If you’re cooking outdoors it is important that your cookware is durable. Cast iron and stainless steel are the materials of choice. Those nice pottery bowls and Teflon pans may be okay for the kitchen, but they have no place around a campfire.
Cast Iron Cookware
I have four pieces of cast iron cookware in my cooking gear. I have a 10” cast iron pot with a bail and lid. This is convenient to hang from an “S” hook over the fire. I use it to cook things like stew, chili, chicken and dumplings, pinto beans, and etc.
A 12” Dutch oven is handy for baking biscuit, bread, pies, and cobblers. It or the hanging pot are also good for cooking large chunks of meat like a pot roast.
I have a round 12” griddle that is great for cooking pancakes, corn cakes, and tortillas. It’s also good for cooking bacon, sausage, spam, and sliced ham.
I actually have two different sizes of cast iron skillets, but I usually just stick to a standard 10” skillet for most situations. If I’m cooking for a pretty good crowd I have a larger 12” skillet. These are great for cooking eggs and for frying chicken or fish.
Stainless Steel Cookware
A large stainless steel lidded pot is handy for cooking vegetables, soups, rice, or anything else that you would cook in a pot on your stove. I have such a pot that I use for large groups, but I don’t use it often.
I use a deep, round baking pan that fits inside my Dutch oven when I cook biscuits or bread. Some people cook biscuits and bread directly in the Dutch oven, but I use this pan and set it on three steel hex-nuts that elevate it about a quarter inch from the bottom of the Dutch oven. I find that this cooks my bread-stuffs more evenly and avoids scorching the bottoms. The pan pictured here is actually a new one. My old one was fairly shallow, and I’m looking forward to using the new pan.
I also have a big stainless steel bowl that serves as my wash basin for doing dishes. It also doubles as my dough bowl for mixing up bread dough and letting it rise.
I have an enamelware coffee pot that has seen a good number of campfires. Some people cook camp coffee by putting the grounds directly in the water, boiling it up, and then throwing in a cup of cold water to make the grounds settle. Maybe you can make this work, but I always end up straining coffee grounds through my teeth. I prefer to use the removable basket and percolator tube to make my coffee.
A medium size enamelware bowl is used for mixing biscuit dough, pancake batter, and etc.

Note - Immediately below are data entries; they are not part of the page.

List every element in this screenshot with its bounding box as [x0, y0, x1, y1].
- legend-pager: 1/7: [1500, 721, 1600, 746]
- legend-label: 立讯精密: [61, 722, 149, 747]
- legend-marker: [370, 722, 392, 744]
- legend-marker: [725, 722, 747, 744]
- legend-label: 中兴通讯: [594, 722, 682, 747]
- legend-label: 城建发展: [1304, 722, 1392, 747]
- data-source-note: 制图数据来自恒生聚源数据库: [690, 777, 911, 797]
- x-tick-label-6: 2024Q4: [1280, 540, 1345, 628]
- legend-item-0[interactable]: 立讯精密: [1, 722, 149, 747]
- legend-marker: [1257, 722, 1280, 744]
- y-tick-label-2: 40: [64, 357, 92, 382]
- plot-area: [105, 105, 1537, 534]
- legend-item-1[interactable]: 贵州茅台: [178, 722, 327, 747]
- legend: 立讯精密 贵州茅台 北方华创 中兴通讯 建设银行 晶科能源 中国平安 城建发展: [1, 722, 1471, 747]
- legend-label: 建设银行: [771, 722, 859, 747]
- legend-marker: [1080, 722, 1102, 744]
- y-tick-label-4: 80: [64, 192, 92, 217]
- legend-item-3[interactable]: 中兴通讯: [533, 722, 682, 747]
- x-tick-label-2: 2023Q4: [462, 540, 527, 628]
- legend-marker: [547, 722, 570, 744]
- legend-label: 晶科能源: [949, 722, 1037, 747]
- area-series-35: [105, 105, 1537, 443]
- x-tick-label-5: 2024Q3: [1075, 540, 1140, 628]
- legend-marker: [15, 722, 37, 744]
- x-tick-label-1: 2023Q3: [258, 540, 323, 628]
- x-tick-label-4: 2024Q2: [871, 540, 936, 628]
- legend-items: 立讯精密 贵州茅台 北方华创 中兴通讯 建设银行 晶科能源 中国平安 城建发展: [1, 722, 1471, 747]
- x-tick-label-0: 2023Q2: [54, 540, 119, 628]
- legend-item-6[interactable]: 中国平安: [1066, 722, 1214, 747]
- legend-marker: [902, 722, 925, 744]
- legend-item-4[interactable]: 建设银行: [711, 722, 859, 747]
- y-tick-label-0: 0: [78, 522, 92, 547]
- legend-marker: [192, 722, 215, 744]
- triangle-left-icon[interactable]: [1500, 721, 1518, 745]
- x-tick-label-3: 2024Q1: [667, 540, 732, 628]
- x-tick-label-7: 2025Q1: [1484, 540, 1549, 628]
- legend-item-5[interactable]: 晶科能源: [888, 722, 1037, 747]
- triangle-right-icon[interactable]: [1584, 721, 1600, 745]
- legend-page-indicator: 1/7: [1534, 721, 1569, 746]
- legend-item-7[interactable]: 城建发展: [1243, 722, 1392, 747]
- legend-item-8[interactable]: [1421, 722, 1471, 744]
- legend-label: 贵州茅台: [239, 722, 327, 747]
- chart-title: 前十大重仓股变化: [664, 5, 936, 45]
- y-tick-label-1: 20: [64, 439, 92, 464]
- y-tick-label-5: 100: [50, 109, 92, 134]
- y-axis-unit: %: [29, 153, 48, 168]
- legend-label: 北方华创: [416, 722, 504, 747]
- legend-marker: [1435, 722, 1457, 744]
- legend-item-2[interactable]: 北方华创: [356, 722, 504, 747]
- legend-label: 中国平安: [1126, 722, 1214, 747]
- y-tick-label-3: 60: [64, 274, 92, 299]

I use my small enamelware hanging pot to cook vegetables, soups, and etc. I find that I use it much more often than my large stainless steel pot.
I also have an enamelware lid that fits over my 10” skillet.
You can get as complicated as you want on utensils. I keep it pretty simple. The main rule is “long handles.” You want to be able to reach out over that fire without singing the hair off of your hand. I use a big butcher knife and a small paring knife. Also pictured is an old-time can opener.
A pair of meat tongs and a long handle fork are also handy; especially if you are cooking straight on the grill.
You’ll need a spatula, a ladle, and a spoon to cook with, and that weird looking thing on the right is an absolute necessity if you’re using a Dutch oven. It’s called a lid lifter.
The last item on the list is a blow-pipe. This is used to direct air at your fire to help build the flame. It concentrates the stream of air much better than bending over and blowing through your lips.
Well, that’s it for cookware. As you can see I didn’t exactly drive over to William’s Sonoma and buy my stuff. It’s mostly hand me downs, garage sales, and thrift stores; but it works, and it has turned out some good camp meals over the years.